I moved in with my sister Dottie and her husband Chester. I arrived at a time when Dottie was in the middle of a love affair with a married man named Lester Hoopston, who owned a laundromat in Little Rock. All my possessions were in a single suitcase, and I slept on Dottie’s couch in her living room. I was able to get a job as a waitress at a restaurant and lounge in the basement of the Hotel Marion in downtown Little Rock called the Garhole—called that because a garfish swam in a t
ank behind the bar.
Van’s parents did not make it easy to see my children. I took a bus up to Batesville every week to be with them, but the Willises would only allow me to see them in their presence, usually out in their large back yard, and then for no more than an hour or two. When it was time to leave, the children would ask me why I couldn’t take them with me. I had no explanation, except to promise them that someday they would live with me, a promise I had no real hope of making good on. I never left my boys without tears in my eyes.
I worked three hours during lunch and then returned to the Garhole to work from 5:00 p.m. to 11:00 p.m. Guests of the hotel came down for drinks, and so did the men who worked at the nearby Arkansas Gazette. Politicians hung out there. Occasionally soldiers who worked at the recruiting office at 3rd and Main dropped in after work.
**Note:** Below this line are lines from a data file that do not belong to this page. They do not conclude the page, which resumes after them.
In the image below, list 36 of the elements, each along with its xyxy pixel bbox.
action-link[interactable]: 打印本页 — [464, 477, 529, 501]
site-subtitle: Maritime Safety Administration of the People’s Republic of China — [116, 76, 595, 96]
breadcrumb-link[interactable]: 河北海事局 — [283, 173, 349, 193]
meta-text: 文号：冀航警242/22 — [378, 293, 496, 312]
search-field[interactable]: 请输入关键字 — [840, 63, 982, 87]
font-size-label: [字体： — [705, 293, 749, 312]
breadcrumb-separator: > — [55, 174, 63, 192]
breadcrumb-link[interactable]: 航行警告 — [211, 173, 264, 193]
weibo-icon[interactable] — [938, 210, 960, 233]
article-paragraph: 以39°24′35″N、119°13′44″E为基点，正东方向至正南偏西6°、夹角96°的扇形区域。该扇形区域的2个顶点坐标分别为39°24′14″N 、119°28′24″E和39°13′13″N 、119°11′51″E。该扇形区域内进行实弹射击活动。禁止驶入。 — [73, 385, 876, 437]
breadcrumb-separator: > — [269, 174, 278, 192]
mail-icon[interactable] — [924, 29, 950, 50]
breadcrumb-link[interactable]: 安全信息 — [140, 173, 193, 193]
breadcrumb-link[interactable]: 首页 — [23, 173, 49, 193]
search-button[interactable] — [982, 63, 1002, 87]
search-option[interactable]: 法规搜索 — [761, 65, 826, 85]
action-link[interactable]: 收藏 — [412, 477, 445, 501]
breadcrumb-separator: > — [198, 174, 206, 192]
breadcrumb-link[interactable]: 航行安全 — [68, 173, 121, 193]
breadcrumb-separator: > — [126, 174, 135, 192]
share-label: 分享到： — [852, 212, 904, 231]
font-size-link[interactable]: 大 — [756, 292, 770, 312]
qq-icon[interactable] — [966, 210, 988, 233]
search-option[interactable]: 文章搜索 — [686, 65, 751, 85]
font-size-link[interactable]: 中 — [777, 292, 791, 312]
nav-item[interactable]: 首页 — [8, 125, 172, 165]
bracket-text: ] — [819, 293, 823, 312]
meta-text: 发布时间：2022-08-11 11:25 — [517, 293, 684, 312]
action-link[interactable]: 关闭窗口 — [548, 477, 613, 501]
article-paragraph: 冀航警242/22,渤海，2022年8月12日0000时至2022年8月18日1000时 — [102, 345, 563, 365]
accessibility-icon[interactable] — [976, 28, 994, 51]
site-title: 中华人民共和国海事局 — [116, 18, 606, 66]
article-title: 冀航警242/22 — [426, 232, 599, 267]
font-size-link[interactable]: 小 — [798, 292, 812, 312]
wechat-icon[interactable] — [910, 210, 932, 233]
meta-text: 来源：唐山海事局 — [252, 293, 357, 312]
My style as a waitress was cheerful, and with men even slightly flirtatious, though I made it a policy not to go out with customers after work. This was a policy I broke when one day, at a table of soldiers—enlisted men—I found myself teasing a guy with the nametag Goldstein on his uniform about his drinking coffee when everyone else at the table was ordering beers. He had fine features, soft brown eyes and, I noticed, delicate hands. “With you nearby, what I do need alcohol for?” he said. I fluttered my eyelashes and went into my best obviously phony plantation southerner act: “I declare, sir, you do say the kindest things.”
After this Goldstein left with his Army buddies. Half an hour later he returned alone, and asked if he might take me out to dinner one night. I told him that I worked nights, and didn’t get off till eleven. He asked if he could meet me after work that night, and I found myself saying, “Sure, OK, why not?”